Para Ana, aquel era su primer trabajo: maestra en un colegio estatal. La gente pensaba que era una chica afortunada, era joven, bonita e inteligente, con tan sólo veintitrés años había aprobado unas oposiciones como profesora de Educación General Básica, ya era funcionaria, tenía un trabajo fijo, y una independencia económica que muchas chicas de su edad envidiaban. Aquel era su primer año, su año de prácticas. Era la primera vez  que vivía lejos de los suyos, pues había estudiado la carrera en la misma ciudad en la que vivía con sus padres, así que nunca se había separado del entorno familiar… y ahora, se encontraba en otro lugar a más de cien kilómetros del suyo, por lo cual le fue imprescindible alquilar un apartamento en la zona, y relegar las visitas a la familia a los fines de semana.

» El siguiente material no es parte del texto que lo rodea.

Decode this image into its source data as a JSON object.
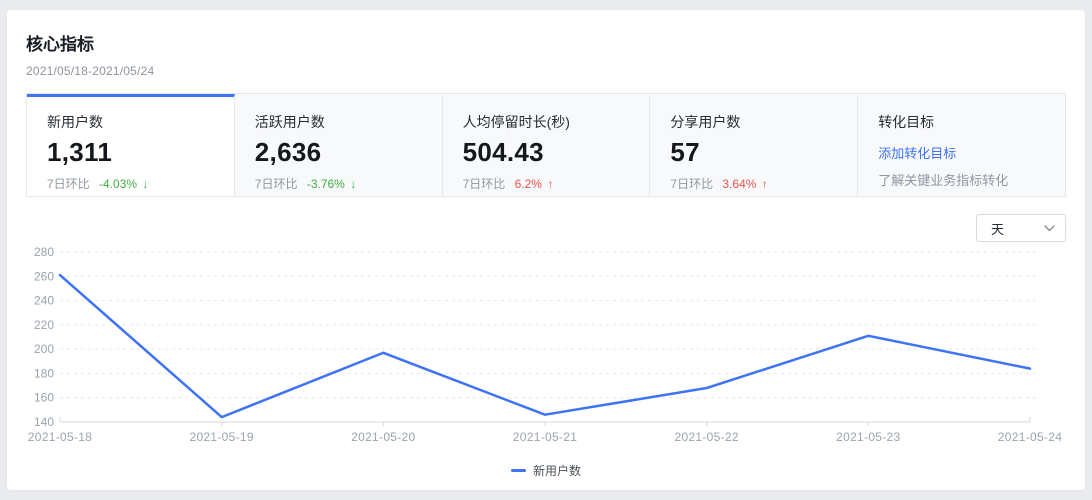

Para la chica ese año estaba resultando muy duro. Aunque casi todos los profesores del claustro de su colegio eran amables con ella, Ana compartía pocas cosas con ellos, la diferencia generacional era mucha, todos tenían su vida hecha en el pueblo, sus parejas, sus hijos. Ella era la única forastera. Sus días transcurrían trabajando de lunes a viernes, preparando las clases por la tarde y dando algún que otro paseo en bici cuando el tiempo se lo permitía. El viernes por la tarde, se dirigía a la parada de autobús y allí cogía el medio que le llevaba de vuelta al redil familiar,  donde recargaba pilas para de nuevo pasar otros cinco días en el pueblo.

El tiempo pasaba con mayor lentitud de lo que le hubiera gustado a la joven. Corrían los primeros años de la década de los noventa. Cinco años antes, Ana había tenido su primera relación sexual con su primo Javier, con él tuvo varios encuentros a lo largo de aquel verano, encuentros furtivos a espaldas de la familia. Dos años más tarde tuvo su primer novio formal cuando cursaba estudios en la universidad, se trataba de un joven de su misma edad, de buena familia, estudiante de medicina, apreciado por los padres de la joven, un chico  al que todos consideraban el hombre de su vida y con el que esperaban que formara una familia; sin embargo transcurridos dos años de relación, esta había hecho aguas, la rutina había dado al traste con la misma, se había convertido  en un buen amigo para Ana, y supo como decía aquella canción de Silvio Rodríguez que tanto le gustaba  “Que a esta unión de nosotros le hacía falta carne y deseo también, que no bastaba que me entendieras y que murieras por mí, que no bastaba que en mi fracaso yo me refugiara en ti…”, entonces tomó la decisión de romper, sabía que su novio nunca podría llenarla como mujer, su satisfacción sexual jamás sería plena con él, así que a pesar del disgusto que causaría la noticia a sus padres, decidió romper su noviazgo y se volcó en sus estudios, una vez acabada la carrera se dedicó de lleno a preparar oposiciones, sacrificó su vida social. Al final, la cosa había salido bien, tanto esfuerzo había dado su fruto, y había conseguido aquella plaza tan deseada como profesora.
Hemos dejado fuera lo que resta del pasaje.